I confess to being in retirement for the past month. Now Deuteronomy 4:4 is back, after its eponymous verse was read in synagogues across the world last Saturday. But why the long break to begin with?
For a period of seven weeks, I was studying and working at the National Yiddish Book Center in Amherst, Massachusetts. The Steiner Summer Internship ensured a full experience of Jewish Eastern Europe in both its language and culture classes, as well as in its music nights and movie screenings.
Concerning this column, up until this point I have largely ignored cultural religion, instead choosing to focus primarily on theological grounds. Did this internship enlighten me so that I realize that culture bound to a religion is as important as belief in a Higher Power?
Most certainly. There is an imbalance in choosing to focus entirely on a religious component. Having been in an Orthodox Jewish sphere myself, I should say that a purely culture-less religion, especially a variation of one like Judaism or Islam that focuses on precepts, ensures that you are constantly telling yourself “You’re not doing enough” or “Other people are better observers of the law than you are”
But a secular culture and a secular language bound to a religion—and Yiddish fulfilled both—ensures that all of us within that culture can share it equally. Anyone who speaks even a little Yiddish feels Jewish.

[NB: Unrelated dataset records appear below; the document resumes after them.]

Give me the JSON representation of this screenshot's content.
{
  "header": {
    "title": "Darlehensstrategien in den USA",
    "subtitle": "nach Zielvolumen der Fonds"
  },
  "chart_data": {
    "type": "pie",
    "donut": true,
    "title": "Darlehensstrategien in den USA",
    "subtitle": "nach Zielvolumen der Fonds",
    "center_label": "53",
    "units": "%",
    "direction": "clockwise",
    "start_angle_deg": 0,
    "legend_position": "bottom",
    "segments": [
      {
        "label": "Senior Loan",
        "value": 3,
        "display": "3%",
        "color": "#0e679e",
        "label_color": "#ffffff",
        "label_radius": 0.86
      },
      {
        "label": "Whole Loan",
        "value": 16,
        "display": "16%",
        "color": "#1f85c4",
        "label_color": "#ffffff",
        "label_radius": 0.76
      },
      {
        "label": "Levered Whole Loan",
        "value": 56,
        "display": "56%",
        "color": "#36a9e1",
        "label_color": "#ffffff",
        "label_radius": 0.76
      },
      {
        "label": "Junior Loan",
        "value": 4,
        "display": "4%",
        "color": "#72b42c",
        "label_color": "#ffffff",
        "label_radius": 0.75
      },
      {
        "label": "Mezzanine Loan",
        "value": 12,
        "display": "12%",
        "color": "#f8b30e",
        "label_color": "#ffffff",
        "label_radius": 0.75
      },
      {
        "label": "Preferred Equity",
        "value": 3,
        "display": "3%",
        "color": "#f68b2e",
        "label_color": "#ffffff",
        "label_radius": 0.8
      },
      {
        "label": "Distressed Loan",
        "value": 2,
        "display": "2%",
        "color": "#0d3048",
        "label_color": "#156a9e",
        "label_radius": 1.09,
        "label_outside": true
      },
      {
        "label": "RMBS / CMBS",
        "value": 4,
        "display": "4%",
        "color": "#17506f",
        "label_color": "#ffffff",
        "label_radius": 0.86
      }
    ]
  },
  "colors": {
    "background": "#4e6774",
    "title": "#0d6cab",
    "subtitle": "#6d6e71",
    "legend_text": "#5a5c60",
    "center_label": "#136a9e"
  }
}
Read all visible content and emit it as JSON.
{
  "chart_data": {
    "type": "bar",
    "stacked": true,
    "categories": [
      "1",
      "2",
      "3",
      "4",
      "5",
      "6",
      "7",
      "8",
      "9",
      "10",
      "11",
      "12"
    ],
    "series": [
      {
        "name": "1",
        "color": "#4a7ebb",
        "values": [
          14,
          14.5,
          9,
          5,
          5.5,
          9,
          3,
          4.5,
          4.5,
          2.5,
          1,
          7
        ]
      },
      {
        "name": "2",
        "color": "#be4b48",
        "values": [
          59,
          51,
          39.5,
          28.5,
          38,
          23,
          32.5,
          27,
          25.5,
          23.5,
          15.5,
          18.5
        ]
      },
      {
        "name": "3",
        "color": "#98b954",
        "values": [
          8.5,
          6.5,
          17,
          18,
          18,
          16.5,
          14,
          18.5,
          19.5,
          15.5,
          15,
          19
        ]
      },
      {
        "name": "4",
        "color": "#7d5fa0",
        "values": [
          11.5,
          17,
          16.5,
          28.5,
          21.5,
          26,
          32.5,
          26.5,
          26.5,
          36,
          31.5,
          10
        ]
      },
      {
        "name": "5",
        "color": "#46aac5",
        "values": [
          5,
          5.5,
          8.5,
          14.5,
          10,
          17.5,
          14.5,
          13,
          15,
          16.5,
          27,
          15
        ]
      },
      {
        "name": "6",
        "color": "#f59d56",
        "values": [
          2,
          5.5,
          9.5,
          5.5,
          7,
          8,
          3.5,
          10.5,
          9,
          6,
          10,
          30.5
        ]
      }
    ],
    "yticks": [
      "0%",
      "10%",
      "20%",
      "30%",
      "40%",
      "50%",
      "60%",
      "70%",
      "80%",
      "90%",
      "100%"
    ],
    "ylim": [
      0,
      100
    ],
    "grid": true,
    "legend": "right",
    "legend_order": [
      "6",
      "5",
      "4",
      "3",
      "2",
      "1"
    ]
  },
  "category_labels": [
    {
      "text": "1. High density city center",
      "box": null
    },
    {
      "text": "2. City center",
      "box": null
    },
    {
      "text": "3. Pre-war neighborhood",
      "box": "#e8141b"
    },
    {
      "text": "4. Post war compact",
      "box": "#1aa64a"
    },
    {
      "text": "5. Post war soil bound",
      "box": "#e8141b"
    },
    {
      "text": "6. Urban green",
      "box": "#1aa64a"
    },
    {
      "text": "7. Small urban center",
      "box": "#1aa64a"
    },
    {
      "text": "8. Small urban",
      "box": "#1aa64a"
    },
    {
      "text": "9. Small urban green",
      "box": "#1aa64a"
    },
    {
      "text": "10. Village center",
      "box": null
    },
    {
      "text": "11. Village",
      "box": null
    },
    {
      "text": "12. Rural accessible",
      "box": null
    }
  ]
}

Ecclesiastes teaches that a threefold cord is not easily broken (4:12). Religious subcultures enable add one more cord to the twofold cord of religious dogma and religious community life, and anything that can strengthen, even marginally, religious belief is a good thing. I admit that I have underestimated this good of cultural Judaism in the past.
Cultural religious manifestations also allow for everyone within the society to be understood as holy and part of a godly society. Reading “The Thousand and One Nights” gives an Arab and Persian culture picture that is heavily Islamic but also worldly. Characters from all walks of life get a turn in the stories, and the way in which religion is balanced with functioning and admirable people is something that many fundamentalist regimes of all colors could do well to emulate.
Yiddish Culture for me, in particular, has ensured that I have felt a communion (excuse my word choice) with everyone who has spoken the language. The songs we sung and the stories we learned reflected a world in which peasants can become holy and rabbis debauched. Everything could be upside down from the way we expect it to be, and despite the fact that literature generally portrays worlds that never were, the sentiments equalizing the many Jews of Eastern Europe as equally Jewish I wish were more present in our own day.
It is no surprise that institutions that wanted to carve out separate and sectarianism have targeted and seclude Yiddish Culture. Without it, the threefold cord becomes a twofold cord, which endows an advantage to some, while the whole of religious should be a blessing onto all. To paraphrase the Prophet Haggai, cultures like these are a gift, we should not turn away from them.